Trois ans. Trois fêtes d’anniversaire avec des ballons. Trois hivers de fièvres et de sirops contre la toux. Trois nuits d’orage où Lily s’était endormie en serrant la main d’Emily, comme si lâcher prise signifiait disparaître.
Et maintenant, Emily se tenait là, une valise à moitié remplie, le cœur serré au point de faire mal, la dignité sur le fil.
Elle n’avait pas pleuré dans son bureau. Elle avait pleuré plus tard, dans les toilettes du personnel, en silence, une main plaquée sur sa bouche pour étouffer les sanglots. Elle ne prit que l’essentiel : quelques vêtements, un livre pour enfants couvert de petites notes, une vieille photo de sa mère. Elle laissa derrière elle la brosse de la poupée de Lily par accident — ou peut-être volontairement. « Ça, c’est à elle, pensa-t-elle. Plus à moi. »
Dans la cour, le coucher de soleil californien peignait les murs d’une lumière dorée, douce et pâle. George, le chauffeur, lui ouvrit la portière et la regarda avec une compassion silencieuse.
— Ce n’est pas juste, Miss Emily, murmura-t-il.
Elle hocha la tête et monta sans se retourner. Si elle le faisait, elle savait qu’elle courrait vers Lily — et être renvoyée comme une simple erreur administrative rendait cette envie insupportable.
Quand la voiture s’éloigna, les souvenirs la submergèrent. Le premier jour, Lily avait deux ans et pleurait sans s’arrêter. La précédente nounou avait échoué. Emily, nerveuse et nouvelle, s’était assise par terre avec un livre illustré et avait inventé des voix ridicules. Lily avait cessé de pleurer, l’avait fixée, puis lui avait tendu les bras. À partir de cet instant, « Em » devint son mot préféré.

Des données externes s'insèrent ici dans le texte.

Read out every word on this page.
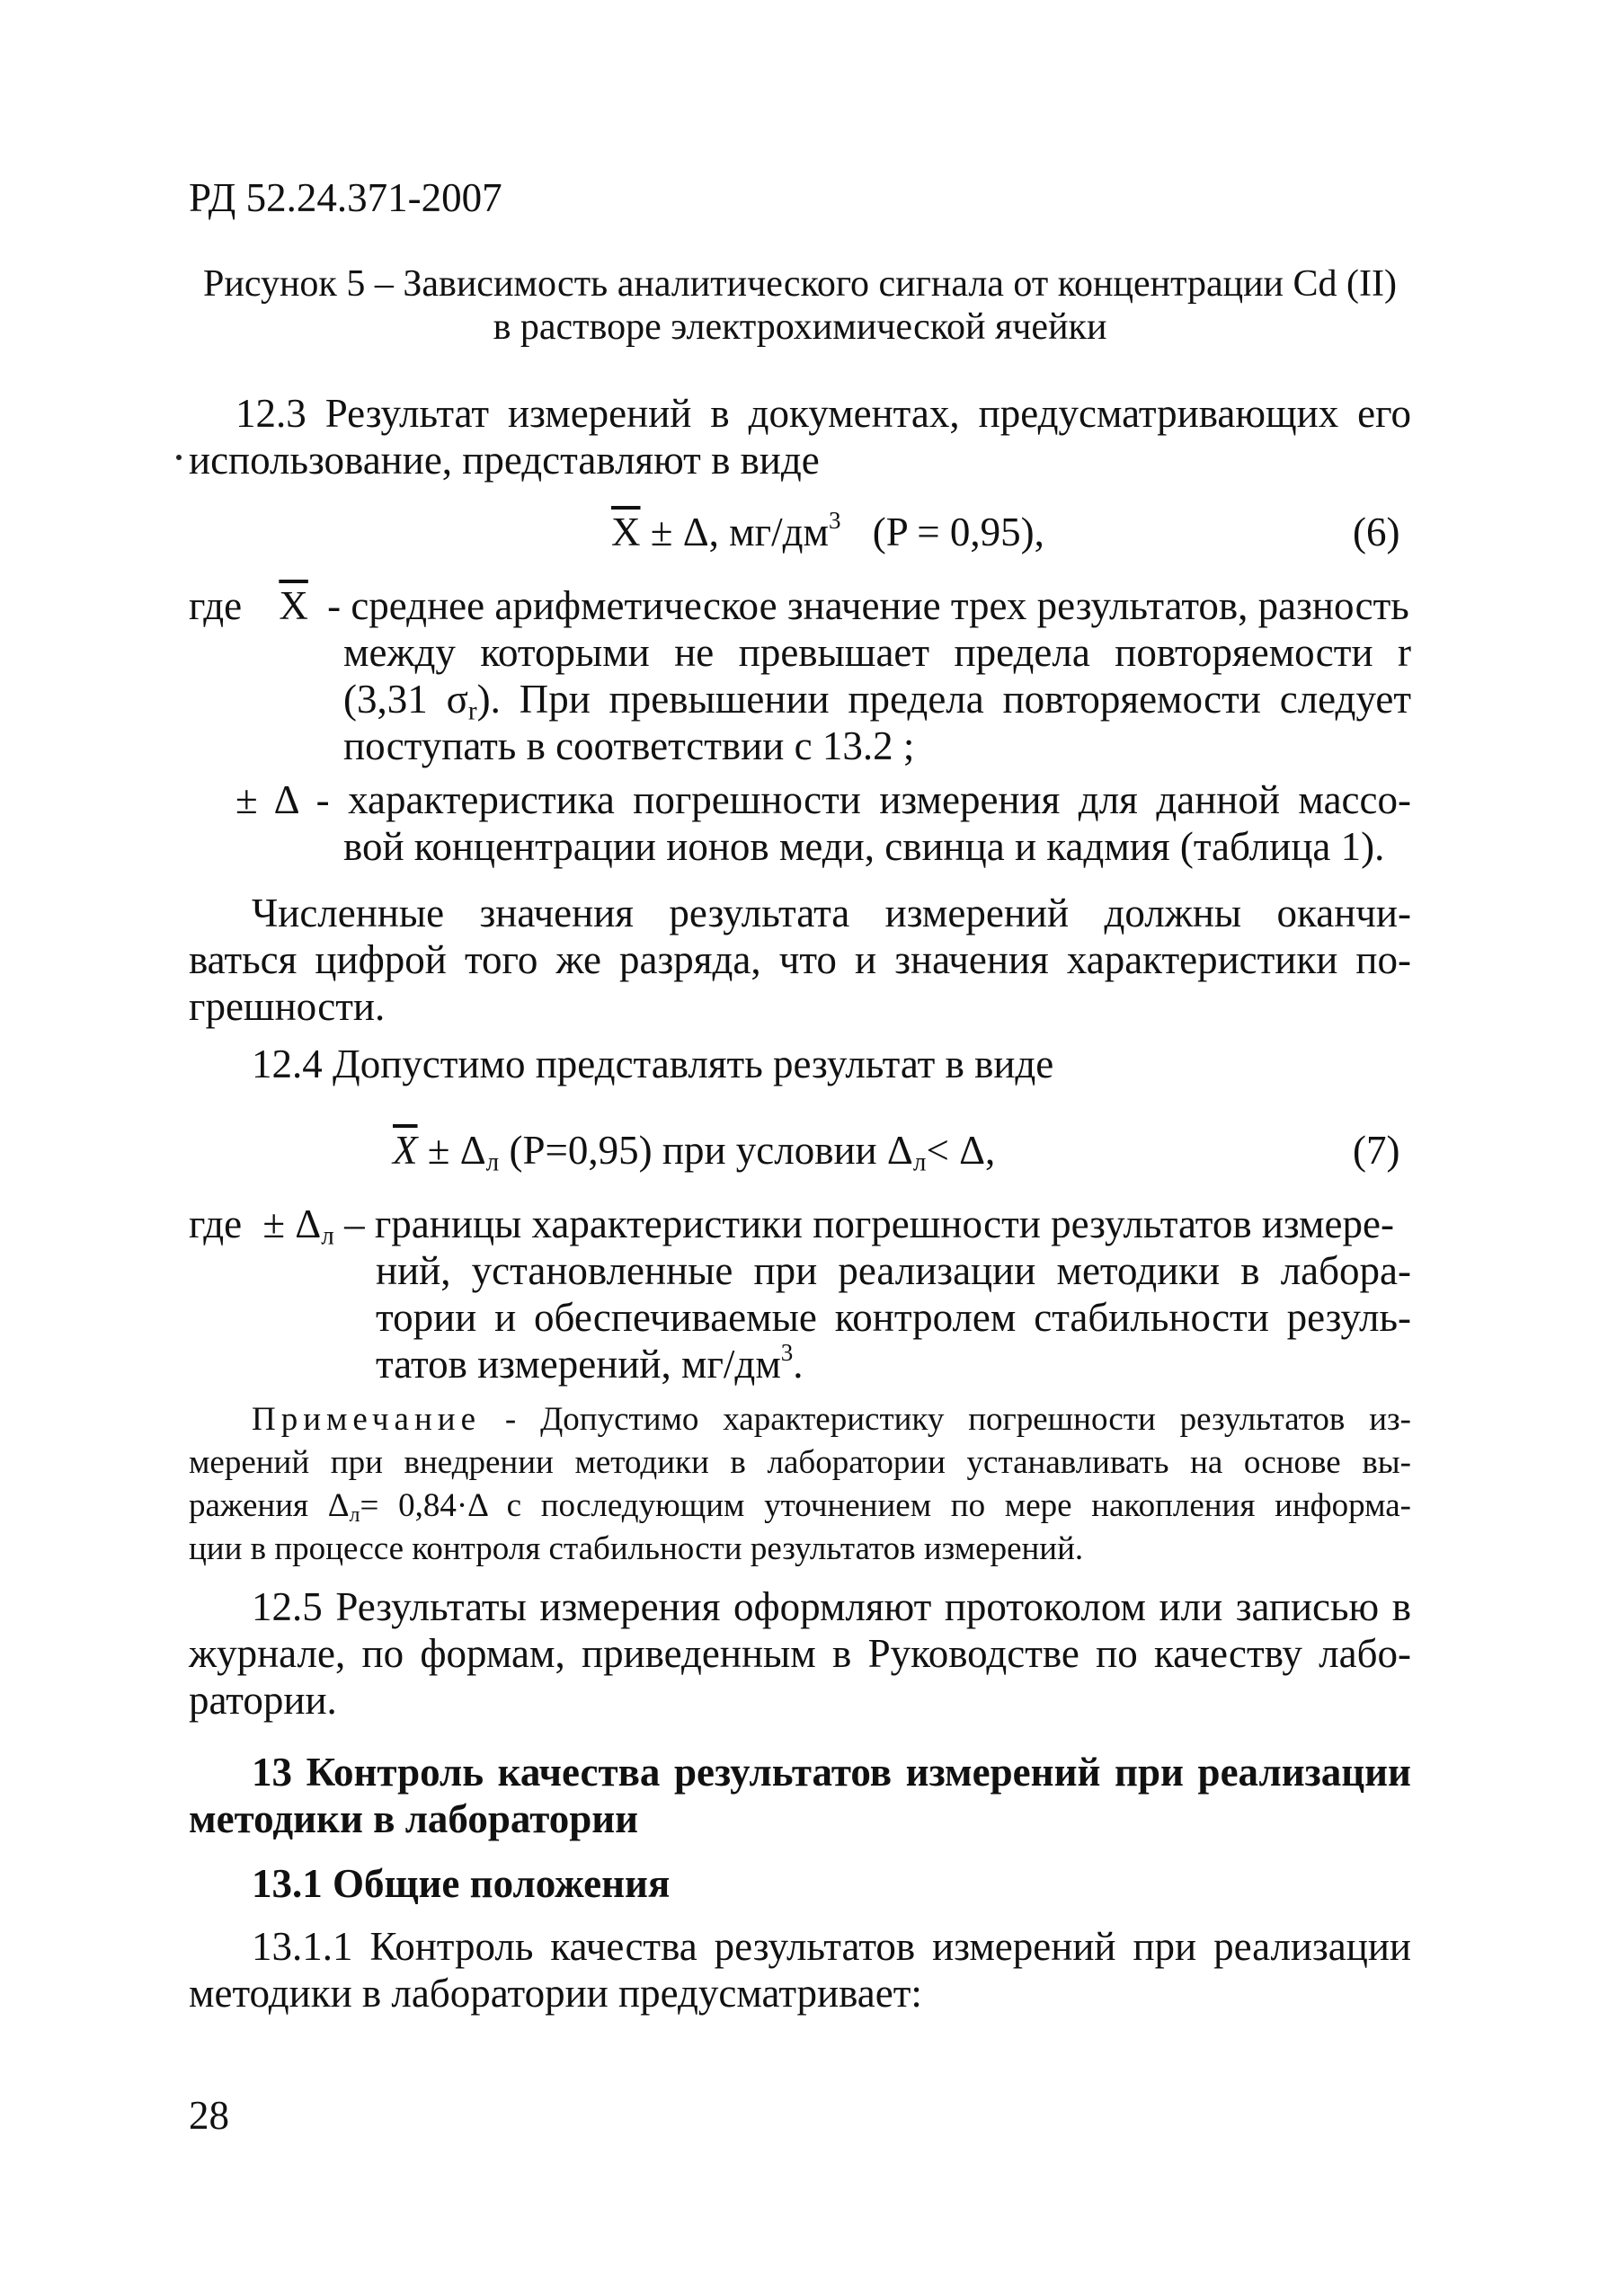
РД 52.24.371-2007
Рисунок 5 – Зависимость аналитического сигнала от концентрации Cd (II)
в растворе электрохимической ячейки
12.3 Результат измерений в документах, предусматривающих его
использование, представляют в виде
$\overline{X} \pm \Delta$, $мг/дм^3$ (P = 0,95),	(6)
где $\overline{X}$ - среднее арифметическое значение трех результатов, разность
между которыми не превышает предела повторяемости r
(3,31 $\sigma_r$). При превышении предела повторяемости следует
поступать в соответствии с 13.2 ;
± Δ - характеристика погрешности измерения для данной массо-
вой концентрации ионов меди, свинца и кадмия (таблица 1).
Численные значения результата измерений должны оканчи-
ваться цифрой того же разряда, что и значения характеристики по-
грешности.
12.4 Допустимо представлять результат в виде
$\overline{X} \pm \Delta_л$ (P=0,95) при условии $\Delta_л< \Delta$,	(7)
где ± $\Delta_л$ – границы характеристики погрешности результатов измере-
ний, установленные при реализации методики в лабора-
тории и обеспечиваемые контролем стабильности резуль-
татов измерений, $мг/дм^3$.
Примечание - Допустимо характеристику погрешности результатов из-
мерений при внедрении методики в лаборатории устанавливать на основе вы-
ражения $\Delta_л= 0,84\cdot\Delta$ с последующим уточнением по мере накопления информа-
ции в процессе контроля стабильности результатов измерений.
12.5 Результаты измерения оформляют протоколом или записью в
журнале, по формам, приведенным в Руководстве по качеству лабо-
ратории.
13 Контроль качества результатов измерений при реализации
методики в лаборатории
13.1 Общие положения
13.1.1 Контроль качества результатов измерений при реализации
методики в лаборатории предусматривает:
28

Richard, lui, était différent — maîtrisé, distant. Veuf. Sa femme, Claire, était morte brutalement, laissant la maison pleine de souvenirs intacts. Il s’était enterré dans le travail. Emily ne l’avait jamais jugé. Elle avait seulement remarqué comment, parfois, il restait dans l’encadrement de la porte, le soir, à regarder Lily rire, comme s’il se rappelait que la vie existait encore.
Avec le temps, Emily remarqua des choses qu’elle essaya d’ignorer : la manière dont son regard s’attardait, la gratitude non dite dans sa voix. Elle s’était avertie de ne pas franchir certaines limites. Mais les sentiments s’infiltrent doucement, comme la poussière sous une porte fermée.